So with natural gas prices shooting up almost every week what can clients do to lower their operating expenses? The natural gas crisis seems to be lasting until this Winter is over and depending on temperatures this will last until April. The best strategy would be to fix the rate for the short term until April and once prices start to come down then fix the price for a longer period of time.

F&D Partners helps over 1500 clients reduce their energy costs by strategically procuring their energy. Contact Us today for a Free Analysis on your energy costs.

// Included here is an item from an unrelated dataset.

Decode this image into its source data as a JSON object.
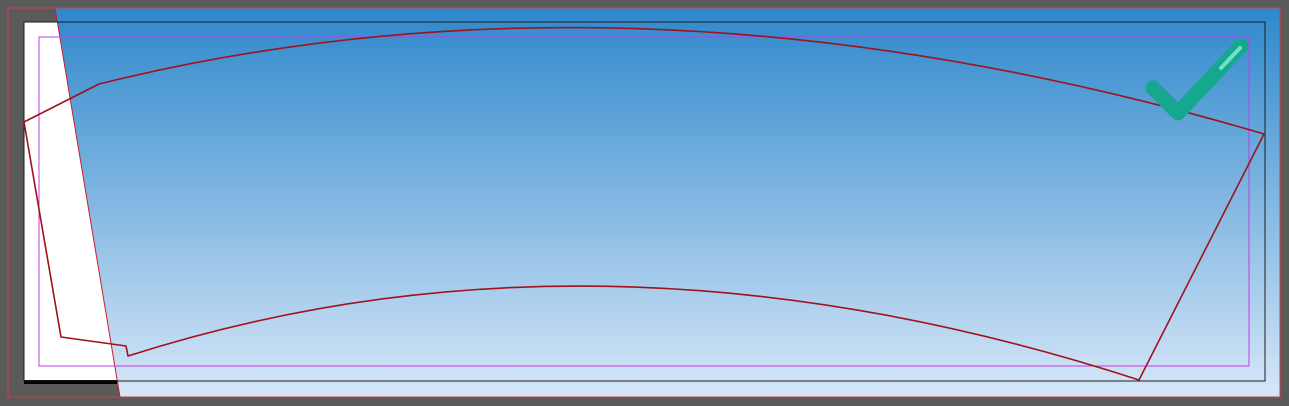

The changes in the energy market this August included an increase in electricity and natural gas prices and a piece of new legislation to reduce inflation and help with climate change. Energy prices continued to climb in August thanks to the strong demand for electricity and return of the Freeport LNG terminal to normal operations sooner than expected. Despite high natural gas prices in 2022, the Henry Hub price for natural gas is expected to average $7.54/MMBtu in the second half of 2022 and drop to $5.10/MMBtu in 2023. With demand for natural gas exceeding supply, inventories are at an all-time low, driving up the prices to all-time highs. The rising price of natural gas caused a spike in electricity prices this year because of its use in generating power.

This year U.S. natural gas inventories have less in storage than previous years. At the end of July, U.S. natural gas inventories had 2.5 Tcf in storage, 12% lower than the five-year average. By the end of October, or the end of the injection season, it is expected that natural gas inventories would reach 3.5 Tcf in storage, 6% lower than the five-year average. The EIA forecasts that LNG exports will average 10.0 Bcf/d in the third quarter of 2022 and 11.2 Bcf/d for all of 2022, a 14% increase from 2021 (EIA, 2022). In the first half of 2022 the U.S. became the largest LNG exporter in the world with nearly 70 percent of its exports going to Europe. The U.S. natural gas exports increased by 12 percent compared to the second half of 2021. The increase in LNG capacity, raised international natural gas and LNG prices, and higher global demand all contributed to the spike in exports from the U.S. Exports from the U.S. are expected to increase from 11.2 Bcf/d to 12.7 Bcf/d in 2023. Since Europe reduced their imports of LNG from Russia, over the past 5-6 months, 64 percent or 7.3 Bcf/d of U.S. LNG exports went to Europe.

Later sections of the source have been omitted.